Otoritas Jasa Keuangan (OJK) tidak hanya melakukan pengawasan terhadap kondisi perusahaan-perusahaan yang merupakan lembaga jasa keuangan. Pengawasan juga dilakukan hingga penawaran produknya berupa iklan dalam rangka tugas perlindungan konsumen.
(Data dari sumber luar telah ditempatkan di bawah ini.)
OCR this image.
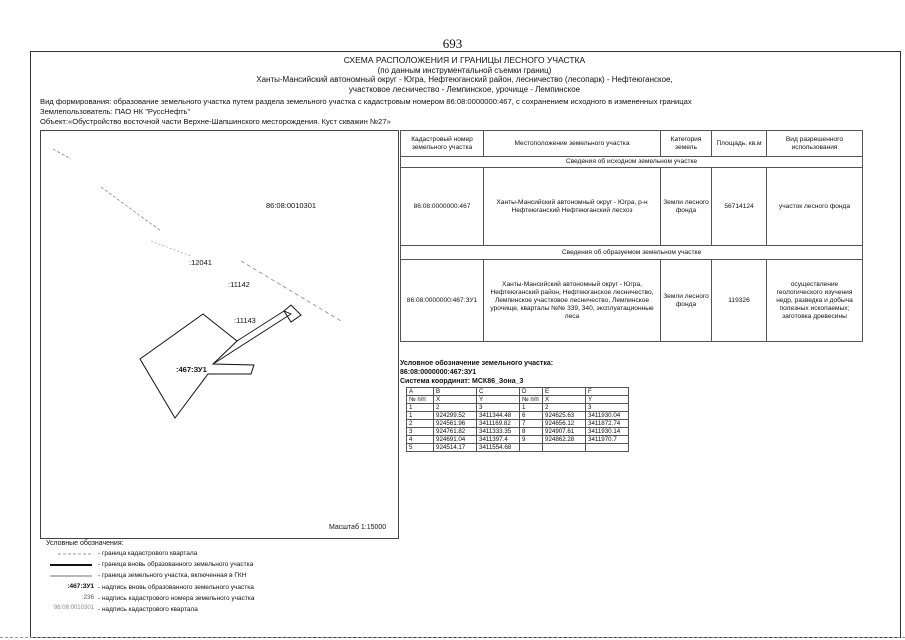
693
СХЕМА РАСПОЛОЖЕНИЯ И ГРАНИЦЫ ЛЕСНОГО УЧАСТКА
(по данным инструментальной съемки границ)
Ханты-Мансийский автономный округ - Югра, Нефтеюганский район, лесничество (лесопарк) - Нефтеюганское,
участковое лесничество - Лемпинское, урочище - Лемпинское
Вид формирования: образование земельного участка путем раздела земельного участка с кадастровым номером 86:08:0000000:467, с сохранением исходного в измененных границах
Землепользователь: ПАО НК "РуссНефть"
Объект:«Обустройство восточной части Верхне-Шапшинского месторождения. Куст скважин №27»
86:08:0010301
:12041
:11142
:11143
:467:ЗУ1
Масштаб 1:15000
Кадастровый номер земельного участка	Местоположение земельного участка	Категория земель	Площадь, кв.м	Вид разрешенного использования
Сведения об исходном земельном участке				
86:08:0000000:467	Ханты-Мансийский автономный округ - Югра, р-н Нефтеюганский Нефтеюганский лесхоз	Земли лесного фонда	56714124	участок лесного фонда
Сведения об образуемом земельном участке				
86:08:0000000:467:ЗУ1	Ханты-Мансийский автономный округ - Югра, Нефтеюганский район, Нефтеюганское лесничество, Лемпинское участковое лесничество, Лемпинское урочище, кварталы №№ 339, 340, эксплуатационные леса	Земли лесного фонда	119326	осуществление геологического изучения недр, разведка и добыча полезных ископаемых; заготовка древесины
Условное обозначение земельного участка:
86:08:0000000:467:ЗУ1
Система координат: МСК86_Зона_3
A	B	C	D	E	F
№ п/п	X	Y	№ п/п	X	Y
1	2	3	1	2	3
1	924299.52	3411344.48	6	924625.63	3411930.04
2	924561.96	3411169.82	7	924656.12	3411872.74
3	924761.82	3411333.35	8	924907.61	3411930.14
4	924691.04	3411397.4	9	924862.28	3411970.7
5	924514.17	3411554.68			
Условные обозначения:
- граница кадастрового квартала
- граница вновь образованного земельного участка
- граница земельного участка, включенная в ГКН
:467:ЗУ1 - надпись вновь образованного земельного участка
:236 - надпись кадастрового номера земельного участка
86:08:0010301 - надпись кадастрового квартала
Anggota Dewan Komisioner Otoritas Jasa Keuangan (OJK) Bidang Edukasi dan Perlindungan Konsumen, Tirta Segara menjelaskan, pengawasan market conduct dilakukan untuk mengawasi perilaku perusahaan jasa keuangan dengan konsumennya. Mulai dari desain produk, peluncuran produk, pelayanan setelah penjualan hingga produk marketing.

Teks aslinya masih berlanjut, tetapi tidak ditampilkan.